Poniedziałek, 19.5.2008  

Przyjdź na pomoc naszemu niedowiarstwu (Mk 9,14-29)

            Bez Jezusa i Jego mocy jesteśmy bezradni i bezsilni wobec Złego. Możemy jedynie zawzięcie dyskutować, tak, jak to czynili uczniowie z rabinami. Możemy rozpatrywać zło w jego aspekcie moralnym, psychologicznym, religijnym i kulturowym, ale dyskusje te będą jałowe i bezowocne, dopóki On sam nie przyjdzie nam na pomoc. Tylko spotkanie z Jezusem jako Panem i jedynym Zbawicielem człowieka sprawia, że człowiek może zostać uwolniony ode Złego. Tylko Jezus może podnieść nas swoją potężną prawicą i sprawić, że zmartwychwstaniemy do nowego życia (por. Mk 9,27: egeiren – słowo to może znaczyć nie tylko „podniósł” ale i „wskrzesił”). Zauważmy, że Jezus egzorcyzmuje najpierw swoich uczniów, którym demon niemy i głuchy zatkał uszy i usta, by nie mogli słuchać Jezusa i wyznać wiary w Niego, ani posługiwać w Jego mocy. A przecież to oni mają w Jego Imieniu wyrzucać złe duchy! (Mk 3,15). Następnie egzorcyzmuje ojca chłopca, ponieważ jego wiara jest konieczna, do uwolnienia i uzdrowienia dziecka. Dopiero w trzeciej kolejności zajmuje się chłopcem, który - na pozór – jako jedyny potrzebuje ratunku.

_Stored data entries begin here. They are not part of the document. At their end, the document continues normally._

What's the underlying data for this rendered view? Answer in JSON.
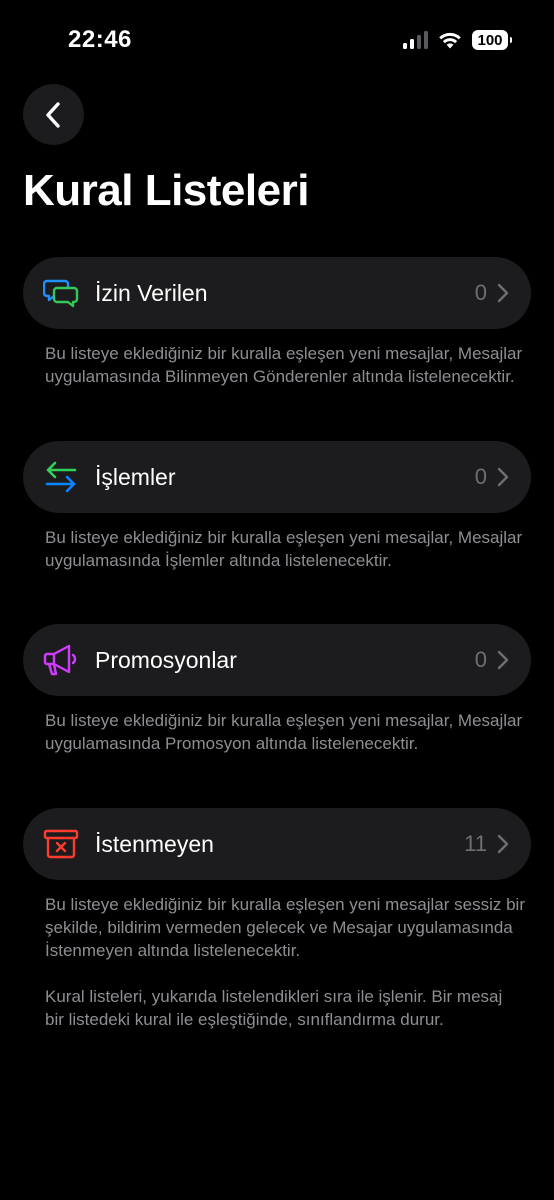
{
  "status_bar": {
    "time": "22:46",
    "battery": "100",
    "icons": [
      "signal-icon",
      "wifi-icon",
      "battery-icon"
    ]
  },
  "header": {
    "back_icon": "chevron-left-icon",
    "title": "Kural Listeleri"
  },
  "lists": [
    {
      "label": "İzin Verilen",
      "count": "0",
      "icon": "chat-bubbles-icon",
      "description": "Bu listeye eklediğiniz bir kuralla eşleşen yeni mesajlar, Mesajlar uygulamasında Bilinmeyen Gönderenler altında listelenecektir."
    },
    {
      "label": "İşlemler",
      "count": "0",
      "icon": "arrows-left-right-icon",
      "description": "Bu listeye eklediğiniz bir kuralla eşleşen yeni mesajlar, Mesajlar uygulamasında İşlemler altında listelenecektir."
    },
    {
      "label": "Promosyonlar",
      "count": "0",
      "icon": "megaphone-icon",
      "description": "Bu listeye eklediğiniz bir kuralla eşleşen yeni mesajlar, Mesajlar uygulamasında Promosyon altında listelenecektir."
    },
    {
      "label": "İstenmeyen",
      "count": "11",
      "icon": "junk-tray-icon",
      "description": "Bu listeye eklediğiniz bir kuralla eşleşen yeni mesajlar sessiz bir şekilde, bildirim vermeden gelecek ve Mesajar uygulamasında İstenmeyen altında listelenecektir."
    }
  ],
  "footer_note": "Kural listeleri, yukarıda listelendikleri sıra ile işlenir. Bir mesaj bir listedeki kural ile eşleştiğinde, sınıflandırma durur.",
  "colors": {
    "background": "#000000",
    "row_background": "#1c1c1e",
    "secondary_text": "#8e8e93",
    "allowed_icon_blue": "#1e90ff",
    "allowed_icon_green": "#34c759",
    "transactions_green": "#30d158",
    "transactions_blue": "#0a84ff",
    "promotions_purple": "#d13bff",
    "junk_red": "#ff3b30"
  }
}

             W każdym z tych trzech etapów Jezus posługuje się wyłącznie słowem, które jest potężne i wszechmocne. Przyjmijmy z wiarą Jego słowo, które ma moc zbawić nasze dusze (Jk 1,21) oraz wyzwolić nas z niewiary. Prośmy Jezusa, by nasze świadectwo chrześcijańskie nie składało się jedynie z gadania i jałowych dyskusji nad ludzkim cierpieniem, ale było ukazywaniem ducha i mocy (1Kor 2,4).